Create a hot spot for intense cooking, along with a cooler area known as a safety zone to slow-cook some foods while others are catching up.

"Additionally if you're using a gas grill as well, obviously you can use one-half your grill, keep it a little hotter and the other half your grill, keep it a little bit cooler so that once again you have some control," Gillard said.

When it comes to a mixed grill, timing is everything.

"Any piece of meat that's relatively large, you're going to want to start it first because you want to cook it to temp and then allow it to rest 10 or 15 minutes before you serve it," Gillard said.

Burgers and chicken should go on the grill next, followed by fish and veggies last, as they take a mere five minutes to cook.

A rule that many don't follow is you should only flip your meat and vegetables once or twice max to seal in the juices.
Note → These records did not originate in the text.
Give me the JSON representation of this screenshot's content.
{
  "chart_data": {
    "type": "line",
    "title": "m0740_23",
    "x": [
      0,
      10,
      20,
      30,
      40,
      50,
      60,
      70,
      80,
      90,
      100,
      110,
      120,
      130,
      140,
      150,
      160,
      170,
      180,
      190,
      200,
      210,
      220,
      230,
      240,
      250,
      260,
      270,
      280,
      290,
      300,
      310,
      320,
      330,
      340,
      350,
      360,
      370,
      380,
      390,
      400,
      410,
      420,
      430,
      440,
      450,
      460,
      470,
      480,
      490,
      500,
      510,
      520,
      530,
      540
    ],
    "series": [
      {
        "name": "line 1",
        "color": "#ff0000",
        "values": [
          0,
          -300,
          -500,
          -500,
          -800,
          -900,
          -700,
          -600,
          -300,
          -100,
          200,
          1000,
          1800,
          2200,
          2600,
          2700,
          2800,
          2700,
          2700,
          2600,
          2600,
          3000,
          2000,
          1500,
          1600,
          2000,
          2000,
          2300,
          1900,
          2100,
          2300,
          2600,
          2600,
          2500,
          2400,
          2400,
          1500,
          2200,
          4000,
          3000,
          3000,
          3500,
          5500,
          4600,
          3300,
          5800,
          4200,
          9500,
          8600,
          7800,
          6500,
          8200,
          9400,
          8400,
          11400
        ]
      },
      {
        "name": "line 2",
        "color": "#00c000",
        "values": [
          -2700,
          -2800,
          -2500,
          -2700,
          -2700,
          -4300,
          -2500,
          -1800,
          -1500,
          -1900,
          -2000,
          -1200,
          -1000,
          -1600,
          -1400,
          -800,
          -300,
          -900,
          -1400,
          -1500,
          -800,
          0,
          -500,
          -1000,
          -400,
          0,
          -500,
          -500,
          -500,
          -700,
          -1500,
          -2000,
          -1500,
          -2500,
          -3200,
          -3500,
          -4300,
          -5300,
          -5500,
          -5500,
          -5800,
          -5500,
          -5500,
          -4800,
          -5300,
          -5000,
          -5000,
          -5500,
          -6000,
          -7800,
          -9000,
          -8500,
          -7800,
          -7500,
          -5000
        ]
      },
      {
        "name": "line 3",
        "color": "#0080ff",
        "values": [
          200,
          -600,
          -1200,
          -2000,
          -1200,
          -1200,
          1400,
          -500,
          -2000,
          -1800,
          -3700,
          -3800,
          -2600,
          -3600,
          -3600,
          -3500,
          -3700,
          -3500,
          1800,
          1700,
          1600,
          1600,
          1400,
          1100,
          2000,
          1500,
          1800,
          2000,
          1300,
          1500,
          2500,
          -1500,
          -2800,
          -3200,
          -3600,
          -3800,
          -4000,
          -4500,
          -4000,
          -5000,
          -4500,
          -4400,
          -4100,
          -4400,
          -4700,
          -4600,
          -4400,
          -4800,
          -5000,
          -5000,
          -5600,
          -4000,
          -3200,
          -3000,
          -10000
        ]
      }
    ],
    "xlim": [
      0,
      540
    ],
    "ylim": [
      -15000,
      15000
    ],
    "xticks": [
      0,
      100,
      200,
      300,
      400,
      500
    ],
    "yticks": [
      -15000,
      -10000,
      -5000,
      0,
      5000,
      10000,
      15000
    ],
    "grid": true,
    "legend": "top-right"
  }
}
Don't flip multiple times or poke your food. Even though it's tempting, fire and smoke don't taste good.

While grilling is fun, safety is essential. This is one time where keeping things separate is a must.

You need separate cutting boards for each protein and one for vegetables. For grill space, raw vegetables shouldn't share space with chicken.

Finally, the 'resting' rule for meat holds true for other proteins as well.

"If you are cooking fish and you are cooking chicken you do, once again, want to let those items rest just a little bit because if you serve them hot, once again, you're going to have a little bit of loss as far as the juice in that protein," Gillard said.